Bonsoir possédait de sérieux arguments pour me convaincre de lui offrir un peu de mon temps, et peut-être de mon amour (si affinités).
Déjà, j’aime bien qu’on me dise Bonsoir, surtout après de nombreux et longs mois où on ne voyait plus grand monde le soir.
Je ne connais pas l’auteur, Google me dit qu’il a déjà un beau palmarès dans l’humour et la parodie, c’est un bon point. J’adore son nom, B-Gnet, franchement.
Le contenu a été publié dans la célèbre revue Aaarg !, « bande dessinée et culture à la masse », drôle et mordante, punk et funky. De l’humour pour les grands, pour ceux qui ont toutes leurs dents.
Et dans cet album, B-gnet s’amuse à tourner en dérision quelques grandes figures du cinéma fantastique et horrifique, ce mauvais genre que j’aime tant. Chic, chic, chic.
Mais la poilade tant espérée ne fut pas là.
Une sorcière est condamnée au bûcher mais veut se faire passer pour un magicien, la créature de Frankenstein va à l’école, des créatures gigantesques qui sèment la pagaille sont stoppées par des militaires pas très finauds, un homme revenu à la vie sauvage se prend pour un loup-garou sous l’œil pas très vif de la maréchaussée, et d’autres sont autant de grandes lignes pour définir les quelques histoires présentes.
L’album m’a fait furieusement penser à du Daniel Goossens, et pas seulement à cause de son style, sa plus grande qualité. Ses personnages sont stylisés avec ce qu’il faut de caricature, la juste exagération comique, avec une très belle colorisation, au lavis ou à l’aquarelle. C’est joli, même si ces couleurs douces sont plus printanières qu’angoissantes.

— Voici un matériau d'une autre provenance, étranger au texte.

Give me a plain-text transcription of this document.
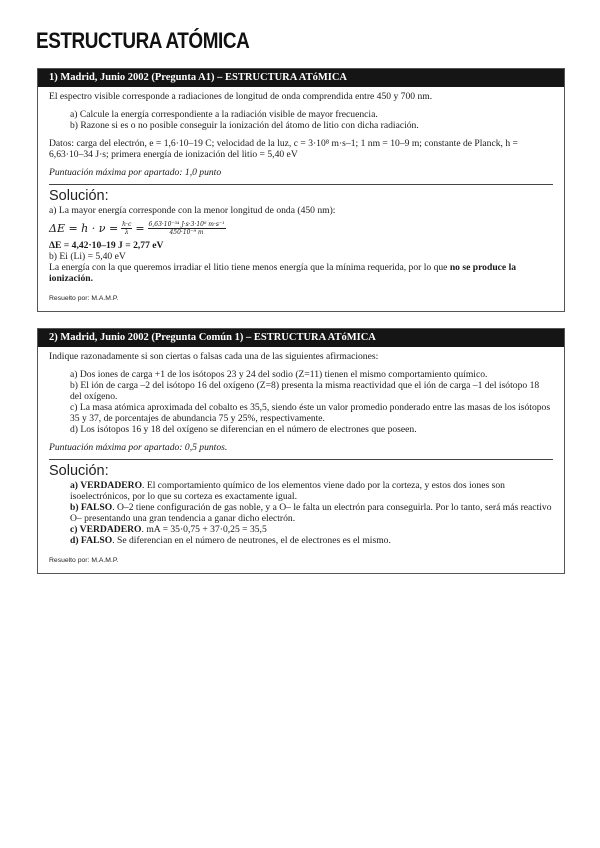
ESTRUCTURA ATÓMICA
1) Madrid, Junio 2002 (Pregunta A1) – ESTRUCTURA ATóMICA

El espectro visible corresponde a radiaciones de longitud de onda comprendida entre 450 y 700 nm.

a) Calcule la energía correspondiente a la radiación visible de mayor frecuencia.

b) Razone si es o no posible conseguir la ionización del átomo de litio con dicha radiación.

Datos: carga del electrón, e = 1,6·10–19 C; velocidad de la luz, c = 3·10⁸ m·s–1; 1 nm = 10–9 m; constante de Planck, h = 6,63·10–34 J·s; primera energía de ionización del litio = 5,40 eV

Puntuación máxima por apartado: 1,0 punto

Solución:

a) La mayor energía corresponde con la menor longitud de onda (450 nm):

$\Delta E = h \cdot \nu = \frac{h\cdot c}{\lambda} = \frac{\text{6,63·10⁻³⁴ J·s·3·10⁸ m·s⁻¹}}{\text{450·10⁻⁹ m}}$

ΔE = 4,42·10–19 J = 2,77 eV

b) Ei (Li) = 5,40 eV

La energía con la que queremos irradiar el litio tiene menos energía que la mínima requerida, por lo que no se produce la ionización.

Resuelto por: M.A.M.P.
2) Madrid, Junio 2002 (Pregunta Común 1) – ESTRUCTURA ATóMICA

Indique razonadamente si son ciertas o falsas cada una de las siguientes afirmaciones:

a) Dos iones de carga +1 de los isótopos 23 y 24 del sodio (Z=11) tienen el mismo comportamiento químico.

b) El ión de carga –2 del isótopo 16 del oxígeno (Z=8) presenta la misma reactividad que el ión de carga –1 del isótopo 18 del oxígeno.

c) La masa atómica aproximada del cobalto es 35,5, siendo éste un valor promedio ponderado entre las masas de los isótopos 35 y 37, de porcentajes de abundancia 75 y 25%, respectivamente.

d) Los isótopos 16 y 18 del oxígeno se diferencian en el número de electrones que poseen.

Puntuación máxima por apartado: 0,5 puntos.

Solución:

a) VERDADERO. El comportamiento químico de los elementos viene dado por la corteza, y estos dos iones son isoelectrónicos, por lo que su corteza es exactamente igual.

b) FALSO. O–2 tiene configuración de gas noble, y a O– le falta un electrón para conseguirla. Por lo tanto, será más reactivo O– presentando una gran tendencia a ganar dicho electrón.

c) VERDADERO. mA = 35·0,75 + 37·0,25 = 35,5

d) FALSO. Se diferencian en el número de neutrones, el de electrones es el mismo.

Resuelto por: M.A.M.P.
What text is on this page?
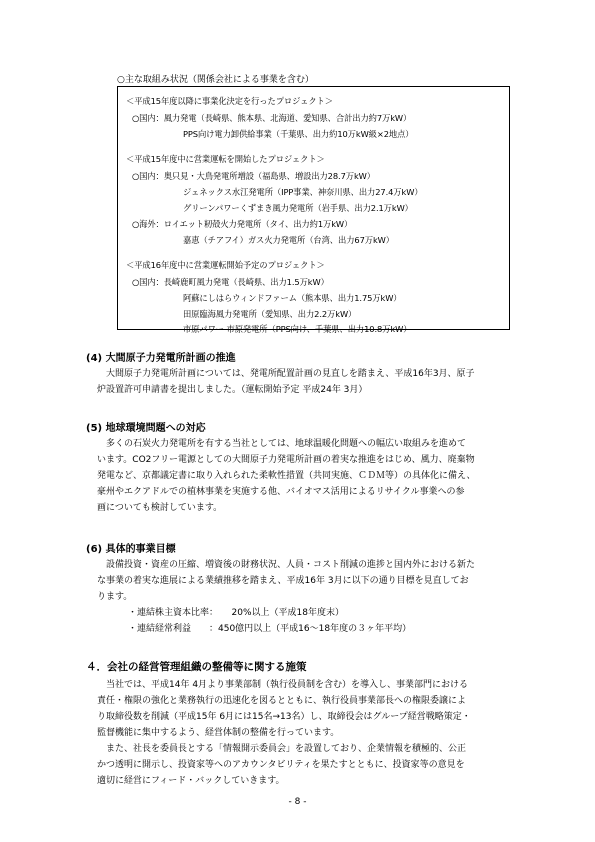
○主な取組み状況（関係会社による事業を含む）
＜平成15年度以降に事業化決定を行ったプロジェクト＞
○国内：風力発電（長崎県、熊本県、北海道、愛知県、合計出力約7万kW）
PPS向け電力卸供給事業（千葉県、出力約10万kW級×2地点）
＜平成15年度中に営業運転を開始したプロジェクト＞
○国内：奥只見・大鳥発電所増設（福島県、増設出力28.7万kW）
ジェネックス水江発電所（IPP事業、神奈川県、出力27.4万kW）
グリーンパワーくずまき風力発電所（岩手県、出力2.1万kW）
○海外：ロイエット籾殻火力発電所（タイ、出力約1万kW）
嘉恵（チアフイ）ガス火力発電所（台湾、出力67万kW）
＜平成16年度中に営業運転開始予定のプロジェクト＞
○国内：長崎鹿町風力発電（長崎県、出力1.5万kW）
阿蘇にしはらウィンドファーム（熊本県、出力1.75万kW）
田原臨海風力発電所（愛知県、出力2.2万kW）
市原パワー 市原発電所（PPS向け、千葉県、出力10.8万kW）
(4) 大間原子力発電所計画の推進
大間原子力発電所計画については、発電所配置計画の見直しを踏まえ、平成16年3月、原子
炉設置許可申請書を提出しました。（運転開始予定 平成24年 3月）
(5) 地球環境問題への対応
多くの石炭火力発電所を有する当社としては、地球温暖化問題への幅広い取組みを進めて
います。CO2フリー電源としての大間原子力発電所計画の着実な推進をはじめ、風力、廃棄物
発電など、京都議定書に取り入れられた柔軟性措置（共同実施、ＣＤＭ等）の具体化に備え、
豪州やエクアドルでの植林事業を実施する他、バイオマス活用によるリサイクル事業への参
画についても検討しています。
(6) 具体的事業目標
設備投資・資産の圧縮、増資後の財務状況、人員・コスト削減の進捗と国内外における新た
な事業の着実な進展による業績推移を踏まえ、平成16年 3月に以下の通り目標を見直してお
ります。
・連結株主資本比率：　　20%以上（平成18年度末）
・連結経常利益　　：450億円以上（平成16～18年度の３ヶ年平均）
４．会社の経営管理組織の整備等に関する施策
当社では、平成14年 4月より事業部制（執行役員制を含む）を導入し、事業部門における
責任・権限の強化と業務執行の迅速化を図るとともに、執行役員事業部長への権限委譲によ
り取締役数を削減（平成15年 6月には15名→13名）し、取締役会はグループ経営戦略策定・
監督機能に集中するよう、経営体制の整備を行っています。
また、社長を委員長とする「情報開示委員会」を設置しており、企業情報を積極的、公正
かつ透明に開示し、投資家等へのアカウンタビリティを果たすとともに、投資家等の意見を
適切に経営にフィード・バックしていきます。
- 8 -
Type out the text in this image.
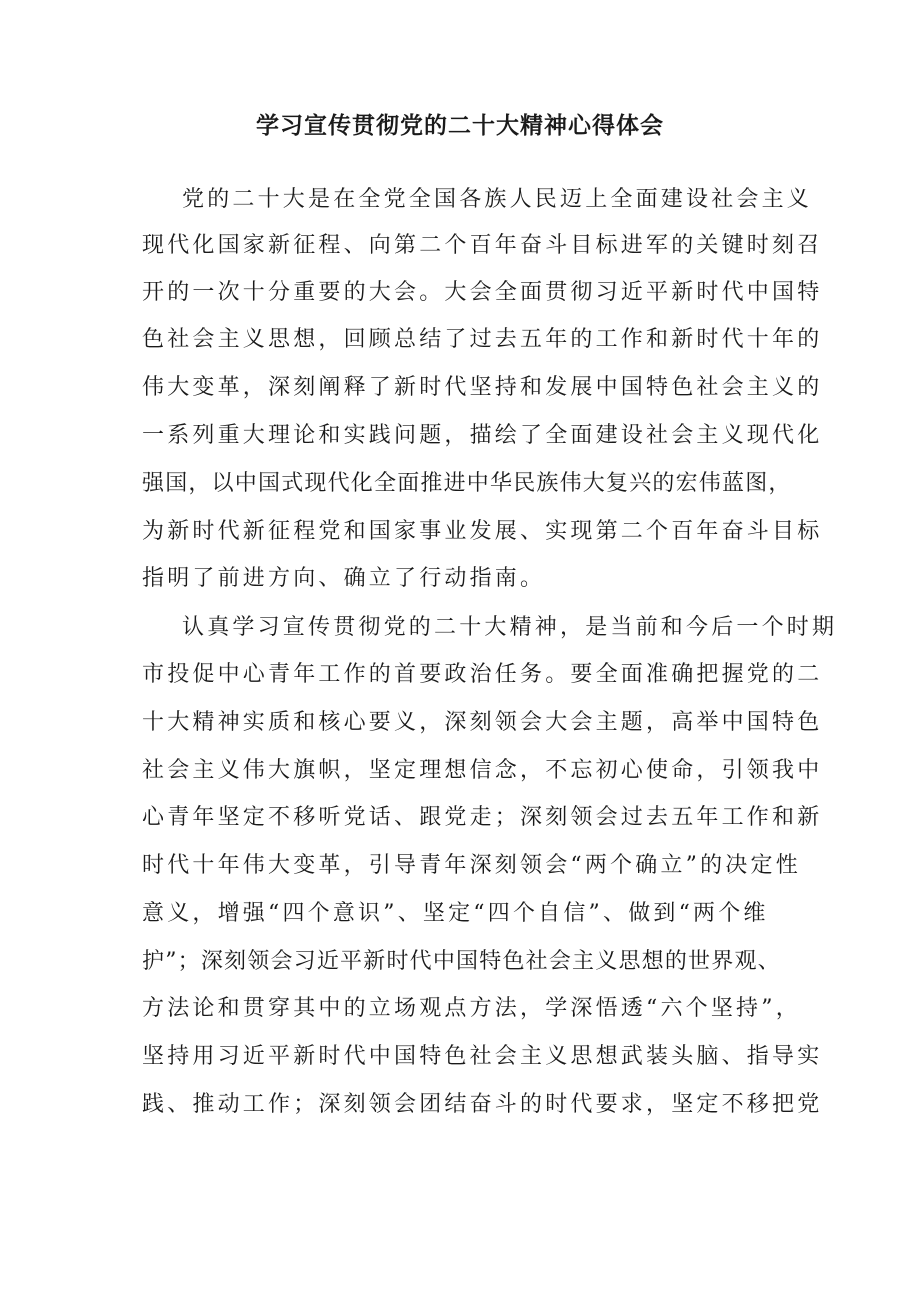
学习宣传贯彻党的二十大精神心得体会

党的二十大是在全党全国各族人民迈上全面建设社会主义

现代化国家新征程、向第二个百年奋斗目标进军的关键时刻召

开的一次十分重要的大会。大会全面贯彻习近平新时代中国特

色社会主义思想，回顾总结了过去五年的工作和新时代十年的

伟大变革，深刻阐释了新时代坚持和发展中国特色社会主义的

一系列重大理论和实践问题，描绘了全面建设社会主义现代化

强国，以中国式现代化全面推进中华民族伟大复兴的宏伟蓝图，

为新时代新征程党和国家事业发展、实现第二个百年奋斗目标

指明了前进方向、确立了行动指南。

认真学习宣传贯彻党的二十大精神，是当前和今后一个时期

市投促中心青年工作的首要政治任务。要全面准确把握党的二

十大精神实质和核心要义，深刻领会大会主题，高举中国特色

社会主义伟大旗帜，坚定理想信念，不忘初心使命，引领我中

心青年坚定不移听党话、跟党走；深刻领会过去五年工作和新

时代十年伟大变革，引导青年深刻领会“两个确立”的决定性

意义，增强“四个意识”、坚定“四个自信”、做到“两个维

护”；深刻领会习近平新时代中国特色社会主义思想的世界观、

方法论和贯穿其中的立场观点方法，学深悟透“六个坚持”，

坚持用习近平新时代中国特色社会主义思想武装头脑、指导实

践、推动工作；深刻领会团结奋斗的时代要求，坚定不移把党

Le segment « La gueule de bois » qui se passe de nuit et dans la neige l’exploite bien mieux. Seul « Frankenstein au CM2 » est en nuances de gris, c’est dommage, cela faisait un peu vintage.
Mais pour revenir à la comparaison avec Goossens, c’est le ton général employé qui m’y fait penser. Un humour faussement sérieux, distillé par petites touches, pour un absurde paisible, même si Bonsoir est plus visuel, plus illustratif, quand Goossens sait faire rire juste avec quelques bulles de dialogue.
J’ai d’ailleurs vraiment cru que B-gnet était le pseudo derrière lequel se cacherait Daniel Goossens, mais non.
Les histoires sont un peu trop calmes, l’humour à froid est proposé à petites doses. Les histoires ne faisant que quelques pages, la conclusion est vite arrivée. Et le rire ne prend pas. Quelques idées amusent, mais la reprise de ces grandes figures est un peu trop sage, trop timide. Peut-être même pas assez « Aaarg ! ». Quelques rares strips sont présents, leur concision et leur sens de la chute les rendent déjà plus drôles. Tandis que quelques belles illustrations en pleine page parsèment l’album.
C’est décevant. C’est joli mais c’est décevant. L’album a tout de même la gentillesse de se terminer par « La nuit des gens heureux », évident pastiche des films de Romero, à la différence près, et de taille, que les infectés ne sont pas des zombies mais des gens heureux, collants, encourageants, envahissants, au grand détriment des quelques rescapés qui veulent garder leur « humanité ». C’est peut-être la satire de cette histoire qui lui donne un peu plus d’intérêt, ce dont manquent les autres.